I'll pass. I've never played a Telltale game that wasn't a ugly, boring, cookie cutter, unoriginal glitchy mess and I'm not giving them any more chances. I love adventure games just as much as the next guy. Telltale just doesn't make quality adventure games.
I looked up the lead designer (Jake Rodkin) and he seems to have a good track record. He was a designer for Tales of Monkey Island and worked on the Sam & Max games. I'll keep an open eye. Plus, only $5 per chapter. Pretty cheap.
BTW, gameplay starts at 7:00 min in.
You must be looking at a totally different video than me. I don't see any glitchy animations or graphics that look straight out of the 90's.
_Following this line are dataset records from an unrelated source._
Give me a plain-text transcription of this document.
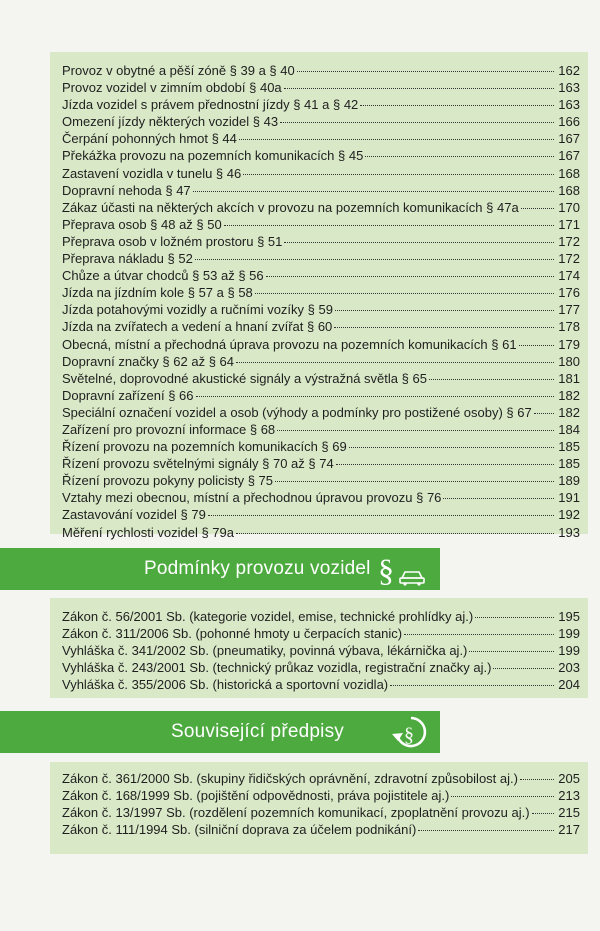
Provoz v obytné a pěší zóně § 39 a § 40	162
Provoz vozidel v zimním období § 40a	163
Jízda vozidel s právem přednostní jízdy § 41 a § 42	163
Omezení jízdy některých vozidel § 43	166
Čerpání pohonných hmot § 44	167
Překážka provozu na pozemních komunikacích § 45	167
Zastavení vozidla v tunelu § 46	168
Dopravní nehoda § 47	168
Zákaz účasti na některých akcích v provozu na pozemních komunikacích § 47a	170
Přeprava osob § 48 až § 50	171
Přeprava osob v ložném prostoru § 51	172
Přeprava nákladu § 52	172
Chůze a útvar chodců § 53 až § 56	174
Jízda na jízdním kole § 57 a § 58	176
Jízda potahovými vozidly a ručními vozíky § 59	177
Jízda na zvířatech a vedení a hnaní zvířat § 60	178
Obecná, místní a přechodná úprava provozu na pozemních komunikacích § 61	179
Dopravní značky § 62 až § 64	180
Světelné, doprovodné akustické signály a výstražná světla § 65	181
Dopravní zařízení § 66	182
Speciální označení vozidel a osob (výhody a podmínky pro postižené osoby) § 67 182
Zařízení pro provozní informace § 68	184
Řízení provozu na pozemních komunikacích § 69	185
Řízení provozu světelnými signály § 70 až § 74	185
Řízení provozu pokyny policisty § 75	189
Vztahy mezi obecnou, místní a přechodnou úpravou provozu § 76	191
Zastavování vozidel § 79	192
Měření rychlosti vozidel § 79a	193
Podmínky provozu vozidel §
Zákon č. 56/2001 Sb. (kategorie vozidel, emise, technické prohlídky aj.)	195
Zákon č. 311/2006 Sb. (pohonné hmoty u čerpacích stanic)	199
Vyhláška č. 341/2002 Sb. (pneumatiky, povinná výbava, lékárnička aj.)	199
Vyhláška č. 243/2001 Sb. (technický průkaz vozidla, registrační značky aj.)	203
Vyhláška č. 355/2006 Sb. (historická a sportovní vozidla)	204
Související předpisy	§
Zákon č. 361/2000 Sb. (skupiny řidičských oprávnění, zdravotní způsobilost aj.)	205
Zákon č. 168/1999 Sb. (pojištění odpovědnosti, práva pojistitele aj.)	213
Zákon č. 13/1997 Sb. (rozdělení pozemních komunikací, zpoplatnění provozu aj.) 215
Zákon č. 111/1994 Sb. (silniční doprava za účelem podnikání)	217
Looks rather crisp to me!
I see some solid animation clearly utilizing all of the fundamentals of animation. Lots of exagerrated overlap and follow-through happening here to accentuate the cartoony style. Alongside a graphical style ripped straight out of the comics, this game is true to it's source material.
Just from watching that video, I already saw some interesting puzzle choices, like swapping the batteries contacts around. That's a completely logical puzzle, totally grounded in reality. I do this all the time with TV remotes. I'm excited about an adventure game that has puzzles I can solve with a "real world" logical approach.
This game is still a day one for me. It's a no brainer... hah!
Looking forward to this though, I really like Telltale's Adventure games. They're neat and set in the comics? Should be interesting.
/pre-ordered
Humanity is doomed.
Regarding the batteries, I'm reasonably tech-savvy, and have still been foiled by the whole "batteries not in the right way". When you have other stuff on your mind, you kinda forget the basics, like "ok it doesn't work... is it the batteries?".